Below, the sampleBufferProcessor
closure is where the Vision body pose detection occurs.
/// Transfers the sample data from the AVAssetReaderOutput to the AVAssetWriterInput,
/// processing via a CMSampleBufferProcessor.
///
/// - Parameters:
/// - readerOutput: The source sample data.
/// - writerInput: The destination for the sample data.
/// - queue: The DispatchQueue.
/// - completionHandler: The completion handler to run when the transfer finishes.
/// - Tag: transferSamplesAsynchronously
private func transferSamplesAsynchronously(from readerOutput: AVAssetReaderOutput,
to writerInput: AVAssetWriterInput,
onQueue queue: DispatchQueue,
sampleBufferProcessor: SampleBufferProcessor,
completionHandler: @escaping () -> Void) {
/*
The writerInput continously invokes this closure until finished or
cancelled. It throws an NSInternalInconsistencyException if called more
than once for the same writer.
*/
writerInput.requestMediaDataWhenReady(on: queue) {
var isDone = false
/*
While the writerInput accepts more data, process the sampleBuffer
and then transfer the processed sample to the writerInput.
*/
while writerInput.isReadyForMoreMediaData {
if self.isCancelled {
isDone = true
break
}
// Get the next sample from the asset reader output.
guard let sampleBuffer = readerOutput.copyNextSampleBuffer() else {
// The asset reader output has no more samples to vend.
isDone = true
break
}
// Process the sample, if requested.
do {
try sampleBufferProcessor?(sampleBuffer)
} catch {
/*
The `readingAndWritingDidFinish()` function picks up this
error.
*/
self.sampleTransferError = error
isDone = true
}
// Append the sample to the asset writer input.
guard writerInput.append(sampleBuffer) else {
/*
The writer could not append the sample buffer.

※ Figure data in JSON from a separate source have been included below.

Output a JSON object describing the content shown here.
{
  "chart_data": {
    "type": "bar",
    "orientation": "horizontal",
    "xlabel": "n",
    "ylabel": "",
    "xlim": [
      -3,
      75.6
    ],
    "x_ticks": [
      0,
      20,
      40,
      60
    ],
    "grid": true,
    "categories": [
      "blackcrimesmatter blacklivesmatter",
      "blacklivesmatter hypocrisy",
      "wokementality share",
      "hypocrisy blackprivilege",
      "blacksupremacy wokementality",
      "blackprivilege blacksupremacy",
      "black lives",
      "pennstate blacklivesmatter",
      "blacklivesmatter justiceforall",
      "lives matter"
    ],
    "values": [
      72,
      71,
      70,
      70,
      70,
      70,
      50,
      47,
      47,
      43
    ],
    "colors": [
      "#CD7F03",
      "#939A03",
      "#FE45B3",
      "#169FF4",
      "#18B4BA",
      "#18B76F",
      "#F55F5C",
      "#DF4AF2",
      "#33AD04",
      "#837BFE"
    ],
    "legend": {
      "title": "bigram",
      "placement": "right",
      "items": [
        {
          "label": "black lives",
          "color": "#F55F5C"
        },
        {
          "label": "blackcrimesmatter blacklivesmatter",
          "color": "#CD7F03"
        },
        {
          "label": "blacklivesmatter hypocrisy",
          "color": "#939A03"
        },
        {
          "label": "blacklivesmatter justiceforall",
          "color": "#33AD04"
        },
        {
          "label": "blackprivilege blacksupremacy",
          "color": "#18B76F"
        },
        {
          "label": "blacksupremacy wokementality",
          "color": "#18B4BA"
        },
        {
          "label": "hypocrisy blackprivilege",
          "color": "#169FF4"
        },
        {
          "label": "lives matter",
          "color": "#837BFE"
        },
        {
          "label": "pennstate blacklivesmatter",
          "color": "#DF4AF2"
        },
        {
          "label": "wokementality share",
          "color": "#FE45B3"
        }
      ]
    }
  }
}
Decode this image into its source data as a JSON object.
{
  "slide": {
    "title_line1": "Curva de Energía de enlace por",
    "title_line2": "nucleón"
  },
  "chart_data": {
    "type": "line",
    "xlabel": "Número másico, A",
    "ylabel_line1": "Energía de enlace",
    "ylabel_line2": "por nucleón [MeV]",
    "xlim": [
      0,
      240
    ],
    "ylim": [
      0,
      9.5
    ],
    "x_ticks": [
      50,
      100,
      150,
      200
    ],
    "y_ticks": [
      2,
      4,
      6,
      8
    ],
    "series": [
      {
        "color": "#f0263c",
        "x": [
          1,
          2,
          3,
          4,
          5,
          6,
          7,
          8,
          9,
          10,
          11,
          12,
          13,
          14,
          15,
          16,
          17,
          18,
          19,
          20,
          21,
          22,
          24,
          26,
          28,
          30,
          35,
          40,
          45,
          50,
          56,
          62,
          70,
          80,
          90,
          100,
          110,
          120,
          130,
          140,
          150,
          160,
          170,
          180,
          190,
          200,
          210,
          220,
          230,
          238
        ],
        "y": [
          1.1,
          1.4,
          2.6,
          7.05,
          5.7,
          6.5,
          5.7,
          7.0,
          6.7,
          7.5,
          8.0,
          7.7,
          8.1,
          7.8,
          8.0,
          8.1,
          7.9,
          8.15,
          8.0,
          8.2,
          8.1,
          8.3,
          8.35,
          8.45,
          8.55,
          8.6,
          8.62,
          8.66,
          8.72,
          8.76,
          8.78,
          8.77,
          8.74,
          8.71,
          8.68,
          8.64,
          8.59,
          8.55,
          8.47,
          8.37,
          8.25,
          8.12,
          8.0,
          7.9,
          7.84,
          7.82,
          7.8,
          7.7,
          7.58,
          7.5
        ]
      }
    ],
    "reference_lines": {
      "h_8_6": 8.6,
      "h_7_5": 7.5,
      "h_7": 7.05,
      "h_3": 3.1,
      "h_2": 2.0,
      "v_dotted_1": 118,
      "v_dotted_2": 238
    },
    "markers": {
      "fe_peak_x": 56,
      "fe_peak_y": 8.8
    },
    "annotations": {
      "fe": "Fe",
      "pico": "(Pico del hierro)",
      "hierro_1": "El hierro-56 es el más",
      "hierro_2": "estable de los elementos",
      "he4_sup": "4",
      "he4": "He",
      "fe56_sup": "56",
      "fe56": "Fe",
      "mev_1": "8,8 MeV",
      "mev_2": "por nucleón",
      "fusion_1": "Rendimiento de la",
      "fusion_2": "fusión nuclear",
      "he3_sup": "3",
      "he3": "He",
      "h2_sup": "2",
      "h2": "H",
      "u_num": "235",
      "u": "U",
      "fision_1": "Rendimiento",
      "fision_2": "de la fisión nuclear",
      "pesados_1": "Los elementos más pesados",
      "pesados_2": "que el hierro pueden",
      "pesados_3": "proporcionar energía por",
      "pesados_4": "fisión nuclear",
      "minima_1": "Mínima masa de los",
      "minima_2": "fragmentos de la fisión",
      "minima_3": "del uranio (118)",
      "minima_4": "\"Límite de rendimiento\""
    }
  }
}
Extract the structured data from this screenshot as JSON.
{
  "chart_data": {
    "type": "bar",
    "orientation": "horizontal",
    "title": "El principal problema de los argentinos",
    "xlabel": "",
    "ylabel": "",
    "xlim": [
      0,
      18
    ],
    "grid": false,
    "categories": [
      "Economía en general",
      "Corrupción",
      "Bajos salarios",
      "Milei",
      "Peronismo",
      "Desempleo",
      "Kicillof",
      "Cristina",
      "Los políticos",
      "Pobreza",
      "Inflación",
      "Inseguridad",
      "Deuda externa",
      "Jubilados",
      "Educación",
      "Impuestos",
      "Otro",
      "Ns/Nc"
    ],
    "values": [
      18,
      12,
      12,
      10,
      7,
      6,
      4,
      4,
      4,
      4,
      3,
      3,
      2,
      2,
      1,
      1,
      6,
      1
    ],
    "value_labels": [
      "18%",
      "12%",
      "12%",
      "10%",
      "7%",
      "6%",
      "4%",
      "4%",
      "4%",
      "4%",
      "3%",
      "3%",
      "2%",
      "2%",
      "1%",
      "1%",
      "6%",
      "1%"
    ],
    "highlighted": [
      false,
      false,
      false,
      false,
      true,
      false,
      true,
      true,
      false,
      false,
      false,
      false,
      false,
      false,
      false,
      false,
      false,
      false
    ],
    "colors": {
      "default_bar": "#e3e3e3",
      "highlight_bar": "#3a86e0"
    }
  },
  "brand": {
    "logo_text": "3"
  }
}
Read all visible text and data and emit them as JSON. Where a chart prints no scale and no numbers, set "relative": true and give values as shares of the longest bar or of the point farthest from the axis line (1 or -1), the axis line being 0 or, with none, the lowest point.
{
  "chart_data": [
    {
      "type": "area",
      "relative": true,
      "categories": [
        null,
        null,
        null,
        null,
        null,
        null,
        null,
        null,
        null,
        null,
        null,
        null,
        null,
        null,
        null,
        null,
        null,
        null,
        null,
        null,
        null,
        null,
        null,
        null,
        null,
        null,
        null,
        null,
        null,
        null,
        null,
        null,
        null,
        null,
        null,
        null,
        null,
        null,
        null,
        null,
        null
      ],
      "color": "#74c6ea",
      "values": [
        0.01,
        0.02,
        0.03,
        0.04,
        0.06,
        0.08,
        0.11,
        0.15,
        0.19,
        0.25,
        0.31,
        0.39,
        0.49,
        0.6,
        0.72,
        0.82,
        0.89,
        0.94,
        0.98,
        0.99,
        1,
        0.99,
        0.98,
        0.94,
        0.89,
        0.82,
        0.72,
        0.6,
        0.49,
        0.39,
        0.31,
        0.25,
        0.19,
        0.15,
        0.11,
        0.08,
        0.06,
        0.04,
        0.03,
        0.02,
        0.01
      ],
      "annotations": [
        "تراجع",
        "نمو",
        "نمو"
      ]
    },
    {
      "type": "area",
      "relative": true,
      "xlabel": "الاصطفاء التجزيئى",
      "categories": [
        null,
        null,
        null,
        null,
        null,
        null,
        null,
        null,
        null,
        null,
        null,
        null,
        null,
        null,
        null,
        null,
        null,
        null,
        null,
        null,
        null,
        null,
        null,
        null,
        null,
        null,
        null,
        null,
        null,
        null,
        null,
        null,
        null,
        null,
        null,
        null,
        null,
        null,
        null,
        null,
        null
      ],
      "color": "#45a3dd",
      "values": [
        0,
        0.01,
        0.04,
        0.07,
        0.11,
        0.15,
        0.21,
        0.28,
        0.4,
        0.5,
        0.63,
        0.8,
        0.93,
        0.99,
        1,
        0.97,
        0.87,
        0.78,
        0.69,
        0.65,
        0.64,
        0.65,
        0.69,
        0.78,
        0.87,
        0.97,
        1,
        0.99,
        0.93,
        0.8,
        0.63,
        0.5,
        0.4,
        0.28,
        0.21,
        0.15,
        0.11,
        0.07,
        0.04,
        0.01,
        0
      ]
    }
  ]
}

The `readingAndWritingDidFinish()` function handles any
error information from the asset writer.
*/
isDone = true
break
}
}
if isDone {
/*
Calling `markAsFinished()` on the asset writer input does the
following:
1. Unblocks any other inputs needing more samples.
2. Cancels further invocations of this "request media data"
callback block.
*/
writerInput.markAsFinished()
/*
Tell the caller the reader output and writer input finished
transferring samples.
*/
completionHandler()
}
}
}
The processor closure runs body pose detection on every sample buffer so that later in the VNDetectHumanBodyPoseRequest
completion handler, VNHumanBodyPoseObservation
results are fed into a custom Core ML action classifier.
private func videoProcessorForActivityClassification() -> SampleBufferProcessor {
let videoProcessor: SampleBufferProcessor = { sampleBuffer in
do {
let requestHandler = VNImageRequestHandler(cmSampleBuffer: sampleBuffer)
try requestHandler.perform([self.detectHumanBodyPoseRequest])
} catch {
print("Unable to perform the request: \(error.localizedDescription).")
}
}
return videoProcessor
}
How could I improve the performance of this pipeline? After testing with an hour long 4K video at 60 FPS, it took several hours to process running as a Mac Catalyst app on M1 Max.